Without that appreciation, computers may become “free-range opponents,” seizing advantage anywhere they can. If the board pieces cannot be moved when it’s not your turn, what if the board is incinerated and the remnant ashes blow around? Where is it in the rules that the numbering system can’t be changed from Base-10 to Base-8? If there’s no time limit between moves, what if one non-human contestant waits until the sun dies out?
Prevailing at all costs is something less than winning. We call this lesser version “cheating” or “poor sportsmanship.” We can’t precisely define it, but everyone knows it when they see it.
Humans love sport for its clarity. It divides the victors from the vanquished, but it also joins them in their respect for and the history of the game.
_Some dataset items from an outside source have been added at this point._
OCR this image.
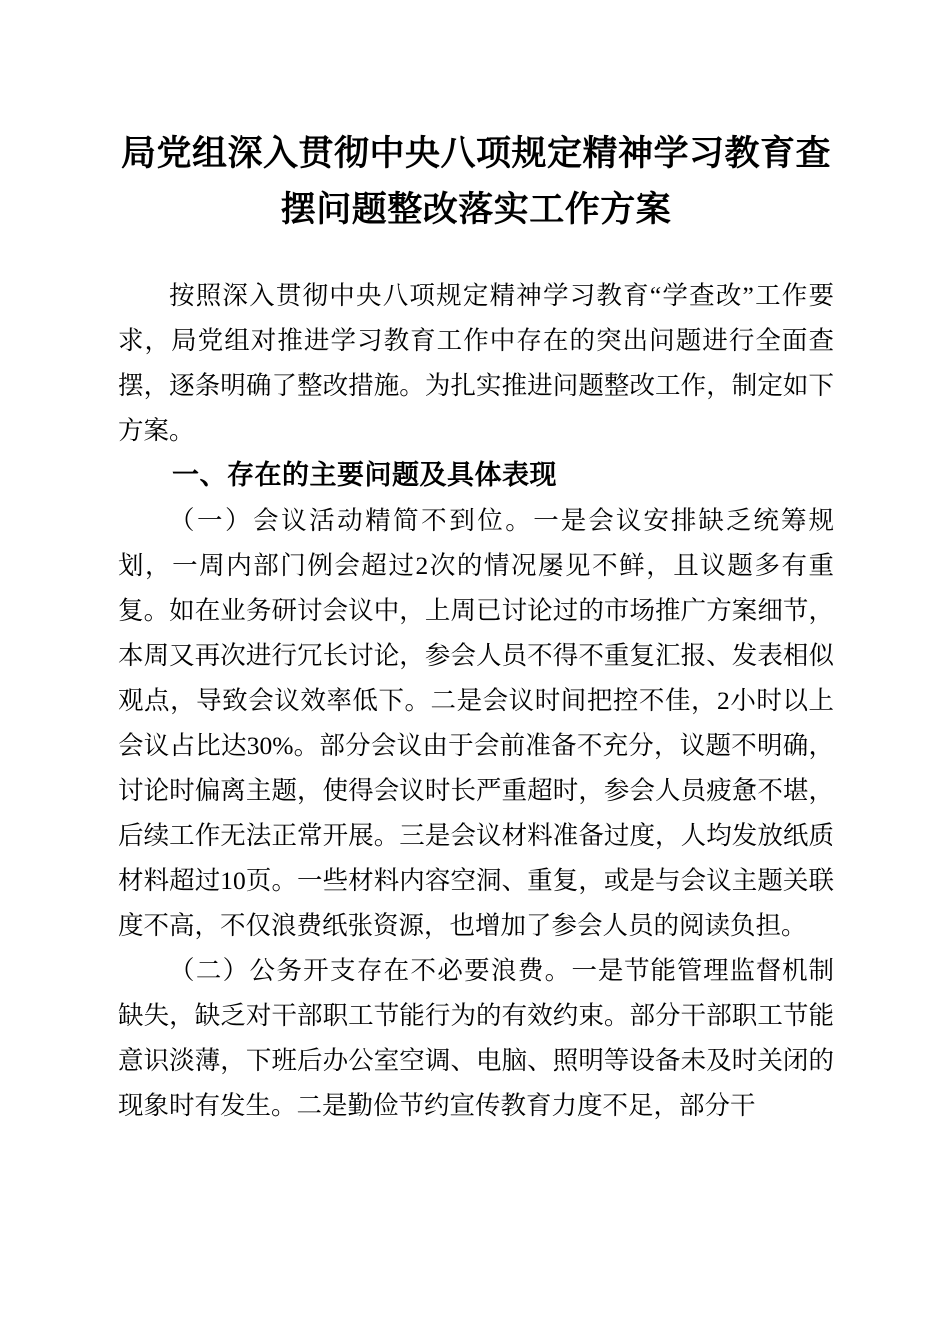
局党组深入贯彻中央八项规定精神学习教育查摆问题整改落实工作方案

按照深入贯彻中央八项规定精神学习教育“学查改”工作要求，局党组对推进学习教育工作中存在的突出问题进行全面查摆，逐条明确了整改措施。为扎实推进问题整改工作，制定如下方案。

一、存在的主要问题及具体表现

（一）会议活动精简不到位。一是会议安排缺乏统筹规划，一周内部门例会超过2次的情况屡见不鲜，且议题多有重复。如在业务研讨会议中，上周已讨论过的市场推广方案细节，本周又再次进行冗长讨论，参会人员不得不重复汇报、发表相似观点，导致会议效率低下。二是会议时间把控不佳，2小时以上会议占比达30%。部分会议由于会前准备不充分，议题不明确，讨论时偏离主题，使得会议时长严重超时，参会人员疲惫不堪，后续工作无法正常开展。三是会议材料准备过度，人均发放纸质材料超过10页。一些材料内容空洞、重复，或是与会议主题关联度不高，不仅浪费纸张资源，也增加了参会人员的阅读负担。

（二）公务开支存在不必要浪费。一是节能管理监督机制缺失，缺乏对干部职工节能行为的有效约束。部分干部职工节能意识淡薄，下班后办公室空调、电脑、照明等设备未及时关闭的现象时有发生。二是勤俭节约宣传教育力度不足，部分干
Ashton Eaton saw his world record in the decathlon broken this month and he cheered for the sport and the competitors yet to come. We cannot program such nobility into computers.
These fears have filled science fiction dystopia for decades, but now we’re about to set foot into driverless cars, trusting our lives to computer code. The truth is this is already happening — most airliners are piloted by computers most of the time.
The more frightening scenario may be the one we’re living right now. Amoral computers seem to be teaching humans how to prevail at any cost, by bending rules without breaking them.
Paul Manafort was recently sentenced to house arrest with a provision that he not send or receive emails. So he wrote emails but did not send them. Instead, he saved them in a computer folder that was shared over the Internet with others. They could then read his and deposit their own “unsent” emails.
When the judge learned of this and other tactics, she sent Manafort to jail. When his lawyer pleaded with the judge to articulate better the rules for home detention, she declined. The judge revoked Manafort’s bail because his actions constituted, in her words, “a danger to the court’s integrity” — not the rules of the game, but the gamesmanship of the rules.
Our legislative leaders in Washington are choosing prevailing over winning, and the game is suffering. Senate Majority Leader Harry Reid was trained as a boxer but became a street fighter in his last years leading the Senate. He altered the Senate’s filibuster rule by reinterpreting the Senate’s definition of a “day.”
Republicans have been only too happy to follow Reid’s lead, further curtailing the Senate’s traditions. As long as prevailing trumps winning, things will keep getting worse in every way.